Back in April 2007, when we purchased the property, there was the central farmhouse, five residential cottages and a variety of barns, mobile homes and other small buildings. The 32-acre farm is near the coast of North Cornwall and has a sea view out over the Atlantic, with nothing between us and America! The coastal strip here is very beautiful so not surprisingly, we are in an Area of Outstanding Natural Beauty (AONB), which makes obtaining additional planning permission something of a challenge.

However, over the eight years since we have lived here, we have slowly and steadily developed a good relationship with the planners. At a recent public meeting, the head of the Cornwall Planning Department, when asked a question by me about including a mention of cohousing in the Local Plan, was very interested and said something like, “I hope my officers are treating you well.” The answer is, yes they are, even though some of the development work we have done at Trelay, while certainly being within the law, is rather unusual and difficult for non-cohousing people to understand. For example, we have examples of friends sharing houses and having their own living spaces in a way that has not separated the houses into separate ‘dwellings’ as recognised by planners. We have explained this to visiting planners and they have said it is certainly OK and quite common for friends to share a house. In addition, some of the small buildings that had retained ‘holiday-use-only permission’ have now become residential under the four-year rule. We have created an admirable new dwelling from a barn which, back in 2007, had permission for conversion to a holiday cottage but, once again, there was no ‘holiday-use-only’ condition attached. So we now have 12 living spaces, some of which have permitted-development summerhouses associated with them.

The Valuation Office, which lists properties for Council Tax purposes, has viewed our dwellings slightly differently from the planners, but that’s a different story, and may be the subject of a future article. Suffice to say, we keep talking to all the different authorities honestly and openly.

Last year we submitted a pre-application enquiry for the whole site and the answers and advice from the planning department were very helpful indeed. A senior planning officer came to look round and we reached a fairly clear understanding of his thought processes. This summer we received permission for four new holiday accommodation units for our Guest Accommodation Project (GAP), although we were refused permission for a conservatory on the front of the Farmhouse. The Farmhouse, although dated 1670 (we think that’s what is says), is not a listed building, but the planners decided it counts as an unlisted heritage asset. They have advised us to apply for a similar extension in the rear yard, so permission for that seems likely. We have a couple of other planning applications in at the moment, for an extension to one of the houses and for flue pipes for a log boiler.

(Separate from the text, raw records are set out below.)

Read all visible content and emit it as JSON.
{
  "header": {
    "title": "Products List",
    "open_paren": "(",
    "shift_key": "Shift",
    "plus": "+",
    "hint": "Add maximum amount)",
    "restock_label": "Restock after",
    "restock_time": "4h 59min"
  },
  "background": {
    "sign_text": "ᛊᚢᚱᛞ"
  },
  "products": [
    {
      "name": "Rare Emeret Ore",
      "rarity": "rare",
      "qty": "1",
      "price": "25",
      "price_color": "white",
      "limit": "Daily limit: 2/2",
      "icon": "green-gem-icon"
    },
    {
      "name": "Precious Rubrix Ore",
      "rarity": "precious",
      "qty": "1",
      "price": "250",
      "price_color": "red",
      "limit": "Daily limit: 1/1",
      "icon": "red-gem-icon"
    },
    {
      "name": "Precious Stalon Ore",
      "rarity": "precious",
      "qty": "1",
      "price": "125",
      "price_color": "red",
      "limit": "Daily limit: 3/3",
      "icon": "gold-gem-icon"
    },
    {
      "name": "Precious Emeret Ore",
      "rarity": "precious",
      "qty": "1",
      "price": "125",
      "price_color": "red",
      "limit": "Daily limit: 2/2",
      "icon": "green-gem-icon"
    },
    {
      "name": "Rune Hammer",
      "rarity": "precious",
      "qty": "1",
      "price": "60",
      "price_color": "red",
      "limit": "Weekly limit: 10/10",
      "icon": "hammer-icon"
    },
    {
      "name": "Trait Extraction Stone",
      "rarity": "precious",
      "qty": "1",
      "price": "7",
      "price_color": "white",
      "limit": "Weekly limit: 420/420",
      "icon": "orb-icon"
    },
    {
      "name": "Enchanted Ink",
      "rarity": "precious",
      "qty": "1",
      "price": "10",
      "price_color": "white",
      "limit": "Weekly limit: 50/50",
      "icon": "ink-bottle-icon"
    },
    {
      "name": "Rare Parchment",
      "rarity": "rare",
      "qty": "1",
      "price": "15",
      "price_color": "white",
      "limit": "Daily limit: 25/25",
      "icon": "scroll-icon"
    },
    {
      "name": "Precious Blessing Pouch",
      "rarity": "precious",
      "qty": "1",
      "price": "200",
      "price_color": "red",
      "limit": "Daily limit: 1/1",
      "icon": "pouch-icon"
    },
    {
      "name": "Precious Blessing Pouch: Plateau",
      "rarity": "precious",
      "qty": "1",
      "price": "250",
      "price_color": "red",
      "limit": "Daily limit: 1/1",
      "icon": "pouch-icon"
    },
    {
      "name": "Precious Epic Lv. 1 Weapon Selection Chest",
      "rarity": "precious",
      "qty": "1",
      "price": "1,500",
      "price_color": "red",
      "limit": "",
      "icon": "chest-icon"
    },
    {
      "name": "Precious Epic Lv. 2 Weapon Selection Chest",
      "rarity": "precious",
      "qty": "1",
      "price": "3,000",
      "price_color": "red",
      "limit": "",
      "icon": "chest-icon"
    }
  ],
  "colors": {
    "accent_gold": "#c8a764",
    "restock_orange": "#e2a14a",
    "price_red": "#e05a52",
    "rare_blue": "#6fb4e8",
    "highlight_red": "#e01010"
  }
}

The final major change we wish to make, before our cohousing eco-village is complete, is a change to the Pole Barn, an unsightly dilapidated building in the middle of our cohousing community. We recently submitted a pre-application enquiry specifically on this building, asking if we could build some affordable housing, a new central community centre and hall, and a couple of market-priced houses to fund the whole thing. The reply gave us a clear “no” to the housing, but the remarks about the community centre surprised me and made me smile. “If the community facility aspect of the proposal were to be pursued, I would suggest that, rather than the somewhat traditional design as featured in the submission, a more ‘full-on’ sustainable project might be considered, that could then act in a didactic manner for your visitors.  There has been and should always be a place for delight within the planning system, and your community, it seems to me, might be in a position to draw upon its strengths to create something genuinely innovative to serve as an anchor for the wider project.”

This reply has yet to be discussed in detail by our community members (we shall soon be holding a ‘vision meeting’) but it opens the possibility of creating a ‘delightful, full-on sustainable, didactic, innovative anchor’, whatever that might be like! If we succeed in building a new central kitchen/ dining room/ lounge co-house, and if we all want to, we could replace the community kitchen and dining room in the Farmhouse with two more living spaces (as the Farmhouse already has residential planning permission) thus achieving 14 living spaces. If some are shared, this is perfect for housing 20 – 30 adults and 10 children just as we stated in our original aim nearly 10 years ago.

The development of these old buildings has been such a different experience from a new-build cohousing project! Our process has had many different difficulties and frustrations but we think we shall soon be able to say we have achieved a wonderful result. I am on the way to becoming a Director of the UK Cohousing Network, and hope the experience and learning I have had over the last few years of living in the Trelay Cohousing Community will be of help to others.